Extrait Giancarla DE QUIROGA

Giancarla DE QUIROGA
Une chambre à soi à Saint-Nazaire
traduit de l’espagnol (Bolivie) par Colette Le Goff
ISBN 2-903945-75-6
1996
11 €


J’arrivai à Saint-Nazaire une nuit de novembre. J’ouvris la porte du balcon de l’appartement et je fus éblouie par l’éclat des lumières du port : lueurs vives des grues, scintillements d’invisibles bateaux glissant sur la mer, pulsations phosphorescentes du phare d’en face. Le vent me décoiffa puis déposa sur mes lèvres un baiser salé.
Je ne parvins pas à trouver le sommeil, je suis habituée à dormir sur un matelas dur, mon nouveau lit est mou, creux, inutilement conjugal. Il garde la mémoire des corps, des amours, des insomnies et même des rêves de ses précédents occupants, il est fatigué de supporter le poids de tous ces souvenirs.
Je pensai à ma famille, là-bas, si loin. Je ne voulus pas céder à la tentation de la nostalgie.
En outre, la sensation de liberté, l’excitation et l’euphorie qui m’envahissaient, étaient plus fortes que la fatigue due à mon long et pénible voyage. Sans compter la douleur de la blessure... La nuit précédant mon départ, j’avais eu une crise d’appendicite et on m’avait opérée d’urgence, sous anesthésie générale. Pour rien au monde je n’aurais renoncé à l’invitation de la Maison des Écrivains Étrangers et des Traducteurs de Saint-Nazaire, trois jours plus tard je partais.
Je me lève et observe dans le miroir le sourire horizontal de ma cicatrice. C’est rare une appendicite à mon âge, mais les anachronismes me poursuivent : il y a peu de temps, il m’est venue une dent de sagesse.
Je parcours toutes les pièces et le bonheur m’envahit. « La chambre à soi », que réclamait Virginia Woolf pour les femmes écrivains, est un appartement tout entier. J’habiterai là pendant un mois. La Maison : temps, espace, intimité et liberté pour écrire, solitude choisie. Je rêve, peut-être ? Je sors sur le balcon les lumières sont toujours là.
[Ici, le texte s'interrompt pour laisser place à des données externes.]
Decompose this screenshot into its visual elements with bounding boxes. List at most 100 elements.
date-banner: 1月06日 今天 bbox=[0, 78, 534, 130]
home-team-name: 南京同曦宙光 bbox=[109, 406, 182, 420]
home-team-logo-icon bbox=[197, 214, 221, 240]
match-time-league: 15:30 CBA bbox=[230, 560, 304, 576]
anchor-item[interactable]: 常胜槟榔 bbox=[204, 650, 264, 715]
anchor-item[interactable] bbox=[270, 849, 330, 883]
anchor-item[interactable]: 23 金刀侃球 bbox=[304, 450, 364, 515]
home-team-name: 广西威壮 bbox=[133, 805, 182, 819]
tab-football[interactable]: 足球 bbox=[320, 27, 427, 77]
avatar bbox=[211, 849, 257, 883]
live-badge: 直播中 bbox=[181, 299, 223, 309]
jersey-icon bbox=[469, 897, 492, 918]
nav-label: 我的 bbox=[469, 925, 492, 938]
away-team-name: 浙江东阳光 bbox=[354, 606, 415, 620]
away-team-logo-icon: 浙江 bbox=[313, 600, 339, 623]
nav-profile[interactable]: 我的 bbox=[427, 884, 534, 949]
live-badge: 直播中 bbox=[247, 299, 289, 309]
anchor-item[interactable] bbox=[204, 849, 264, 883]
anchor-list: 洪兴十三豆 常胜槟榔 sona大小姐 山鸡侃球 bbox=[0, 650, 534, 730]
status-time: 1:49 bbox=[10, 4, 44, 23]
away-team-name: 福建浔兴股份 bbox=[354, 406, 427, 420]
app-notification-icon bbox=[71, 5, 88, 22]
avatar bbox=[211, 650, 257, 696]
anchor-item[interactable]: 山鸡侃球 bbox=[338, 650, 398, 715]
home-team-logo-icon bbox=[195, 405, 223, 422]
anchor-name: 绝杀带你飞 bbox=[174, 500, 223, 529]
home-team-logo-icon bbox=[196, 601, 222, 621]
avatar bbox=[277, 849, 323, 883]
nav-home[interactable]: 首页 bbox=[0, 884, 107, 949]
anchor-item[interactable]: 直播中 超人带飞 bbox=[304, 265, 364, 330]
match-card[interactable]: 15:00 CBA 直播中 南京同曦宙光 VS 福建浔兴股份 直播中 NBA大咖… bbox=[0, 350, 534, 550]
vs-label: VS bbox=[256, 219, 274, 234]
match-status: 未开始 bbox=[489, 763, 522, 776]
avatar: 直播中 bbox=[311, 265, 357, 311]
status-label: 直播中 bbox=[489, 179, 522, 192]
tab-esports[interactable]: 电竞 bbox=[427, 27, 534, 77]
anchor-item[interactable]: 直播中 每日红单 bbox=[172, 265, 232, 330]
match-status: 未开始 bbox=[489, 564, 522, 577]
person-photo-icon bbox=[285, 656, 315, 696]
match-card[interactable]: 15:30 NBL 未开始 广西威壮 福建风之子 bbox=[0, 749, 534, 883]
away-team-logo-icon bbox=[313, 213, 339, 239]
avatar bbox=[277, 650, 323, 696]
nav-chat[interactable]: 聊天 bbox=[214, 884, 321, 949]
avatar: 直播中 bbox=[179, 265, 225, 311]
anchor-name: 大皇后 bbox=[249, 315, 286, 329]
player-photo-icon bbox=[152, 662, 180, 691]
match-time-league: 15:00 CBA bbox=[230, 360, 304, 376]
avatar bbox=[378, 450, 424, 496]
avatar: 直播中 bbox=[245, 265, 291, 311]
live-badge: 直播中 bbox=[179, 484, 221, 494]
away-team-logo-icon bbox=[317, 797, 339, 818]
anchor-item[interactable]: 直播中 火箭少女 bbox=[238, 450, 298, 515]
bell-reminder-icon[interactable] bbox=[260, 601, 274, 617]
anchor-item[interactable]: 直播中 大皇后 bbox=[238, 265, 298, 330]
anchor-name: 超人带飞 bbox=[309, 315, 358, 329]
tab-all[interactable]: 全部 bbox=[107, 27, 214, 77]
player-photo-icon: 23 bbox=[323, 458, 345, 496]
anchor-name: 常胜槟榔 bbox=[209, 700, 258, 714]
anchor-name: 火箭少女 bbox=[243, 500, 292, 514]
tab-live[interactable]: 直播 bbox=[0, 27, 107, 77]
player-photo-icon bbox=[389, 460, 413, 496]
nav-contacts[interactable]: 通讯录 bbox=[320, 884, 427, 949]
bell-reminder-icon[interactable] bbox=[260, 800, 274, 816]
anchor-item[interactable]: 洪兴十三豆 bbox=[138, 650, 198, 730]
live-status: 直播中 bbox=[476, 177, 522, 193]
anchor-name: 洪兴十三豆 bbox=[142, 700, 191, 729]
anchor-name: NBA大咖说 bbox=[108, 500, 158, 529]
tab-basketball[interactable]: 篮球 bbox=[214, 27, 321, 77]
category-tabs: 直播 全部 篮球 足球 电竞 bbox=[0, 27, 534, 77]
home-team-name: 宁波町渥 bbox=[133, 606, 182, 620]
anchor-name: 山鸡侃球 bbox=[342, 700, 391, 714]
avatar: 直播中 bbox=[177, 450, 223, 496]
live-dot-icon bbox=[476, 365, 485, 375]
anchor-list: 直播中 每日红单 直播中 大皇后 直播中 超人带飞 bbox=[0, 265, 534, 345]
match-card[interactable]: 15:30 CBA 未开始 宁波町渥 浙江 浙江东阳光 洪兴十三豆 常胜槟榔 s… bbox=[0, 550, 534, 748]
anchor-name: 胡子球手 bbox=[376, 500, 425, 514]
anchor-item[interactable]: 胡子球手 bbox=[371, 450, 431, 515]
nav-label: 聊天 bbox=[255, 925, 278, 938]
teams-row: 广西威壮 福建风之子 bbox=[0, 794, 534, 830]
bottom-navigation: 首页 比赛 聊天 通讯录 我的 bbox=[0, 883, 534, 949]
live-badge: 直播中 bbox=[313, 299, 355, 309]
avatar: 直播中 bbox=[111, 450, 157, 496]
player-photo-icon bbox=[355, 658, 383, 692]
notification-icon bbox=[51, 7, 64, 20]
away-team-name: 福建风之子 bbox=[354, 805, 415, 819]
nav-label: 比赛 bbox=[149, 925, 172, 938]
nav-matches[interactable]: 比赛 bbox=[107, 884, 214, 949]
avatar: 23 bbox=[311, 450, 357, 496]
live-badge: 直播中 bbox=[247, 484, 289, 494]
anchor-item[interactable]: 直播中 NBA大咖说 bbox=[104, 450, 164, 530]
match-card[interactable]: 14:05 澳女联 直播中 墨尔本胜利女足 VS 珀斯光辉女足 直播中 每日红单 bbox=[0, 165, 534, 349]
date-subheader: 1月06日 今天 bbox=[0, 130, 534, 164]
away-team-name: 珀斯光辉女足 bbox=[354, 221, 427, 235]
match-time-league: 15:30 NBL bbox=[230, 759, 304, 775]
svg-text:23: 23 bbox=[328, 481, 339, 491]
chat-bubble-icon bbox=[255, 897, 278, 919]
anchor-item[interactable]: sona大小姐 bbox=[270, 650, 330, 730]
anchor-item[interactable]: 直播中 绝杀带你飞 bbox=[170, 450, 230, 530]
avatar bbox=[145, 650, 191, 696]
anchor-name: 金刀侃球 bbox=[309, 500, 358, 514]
traduit de l’espagnol (Bolivie) par Colette Le Goff

Llegué a Saint-Nazaire una noche de noviembre. Abrí la puerta de la terraza del departamento y me deslumbraron los resplandores de las luces del puerto : fulgores de grúas, destellos de barcos imperceptibles deslizándose en el mar, pulsaciones fosforescentes del faro de enfrente. El viento me despeinaba y dejó en mis labios un beso de sal.
No pude conciliar el sueño, estaba acostumbrada a un lecho duro, en cambio mi nueva cama es blanda, hundida e inútilmente matrimonial. Conserva la memoria de los cuerpos, los amores, los insomnios y hasta de los sueños de sus anteriores ocupantes, está cansada de soportar tantos recuerdos.
Pensé en mi familia, allá, muy lejos. No quise ceder a la tentación de la nostalgia.
Además no pude dormir porque la sensación de libertad, la excitación y euforia que me embargaban, eran más fuertes que el cansancio por el largo y azaroso viaje. Sin contar el dolor de la herida... La noche antes de partir tuve un ataque de apendicitis y me operaron de urgencia, con una anestesia profunda. Por nada del mundo iba a renunciar a la invitación de la Maison des Écrivains Étrangers et des Traducteurs de Saint-Nazaire, y tres días después emprendí el viaje.
Me levanto y observo en el espejo la sonrisa horizontal de mi cicatriz. No es frecuente una apendicitis a estas alturas de la vida, pero los anacronismos me persiguen, hace poco ne salió una muela del juicio.
Recorro todos los cuartos y me lleno de felicidad. « La habitación propia » que reclamaba Virginia Woolf para las escritoras, es todo un apartamento. Será mi morada durante un mes. La Maison tiempo, espacio, intimidad y libertad para escribir, soledad elegida. ¿No estaré soñando ? Salgo a la terraza las luces continúan allí.